Así lo relata la Torá sobre el final del libro del Éxodo, dando cuenta de un pedido divino para que todos contribuyeran de modo obligatorio con una suma mínima (medio siclo de plata), lo que evidencia que nadie quedaría fuera de la obra comunitaria.
Su poco suntuosa hechura –junto con la confección de las vestiduras sacerdotales– se logró también gracias a las donaciones que los israelitas ofrendaron con “generosidad de corazón”.

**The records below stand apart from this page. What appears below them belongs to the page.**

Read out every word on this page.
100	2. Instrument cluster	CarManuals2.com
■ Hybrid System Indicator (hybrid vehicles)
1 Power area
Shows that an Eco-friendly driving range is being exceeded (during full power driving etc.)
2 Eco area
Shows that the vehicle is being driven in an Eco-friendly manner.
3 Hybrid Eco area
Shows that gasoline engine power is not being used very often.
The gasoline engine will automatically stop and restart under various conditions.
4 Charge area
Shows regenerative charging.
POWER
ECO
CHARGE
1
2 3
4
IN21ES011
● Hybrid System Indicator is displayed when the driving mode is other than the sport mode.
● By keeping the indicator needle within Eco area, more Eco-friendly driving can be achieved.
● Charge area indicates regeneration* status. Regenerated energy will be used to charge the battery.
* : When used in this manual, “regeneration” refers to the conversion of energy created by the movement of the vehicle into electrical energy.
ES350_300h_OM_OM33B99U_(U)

Oro, plata, cobre, madera, lino, lana, aceite, especias y piedras preciosas fueron algunos de los elementos utilizados, descriptos con una obsesiva puntillosidad por el texto bíblico.
Antes de inaugurarse el tabernáculo, en pleno desierto, Moisés hace un recuento público de lo recaudado y explicita, junto con los arquitectos de la empresa, en qué se gastó y en qué se usó cada una de las donaciones recibidas. Relean por su cuenta rápidamente los últimos versículos del capítulo 38 y verán que no exagero cuando afirmo que el detalle del balance mosaico es verdaderamente milimétrico.
La lección es contundente. El mismísimo Moisés rinde cuentas por el uso de cada uno de los bienes del pueblo requeridos para la obra sagrada, porque aquellos que lideran no están exentos de hacerlo, aun contando con el sello divino como garantía.
Diría un poco más... el pedido de la construcción fue hecho por boca de Dios, pero el arqueo de caja y la publicación de los gastos fue iniciativa personal de Moisés.
Este pequeño y crucial dato quedó en la conciencia judía como el antecedente principal para obligar a las organizaciones comunitarias, a lo largo de los siglos, a que tuvieran como consigna permanente el mantener las cuentas claras, a fin de preservar los valores éticos de la recaudación y la inversión de los recursos de las familias aportantes.
El versículo con el que el Creador invita al pueblo a su primera obra pública es maravilloso: “Háganme un santuario para que Yo resida entre ustedes” (Éxodo 25:8).
La residencia de lo divino nunca se halla en las paredes. Se encuentra allí, entre nosotros, cuando nos tratamos de modo sagrado. Hay que darse cuenta. Y hay que dar cuentas.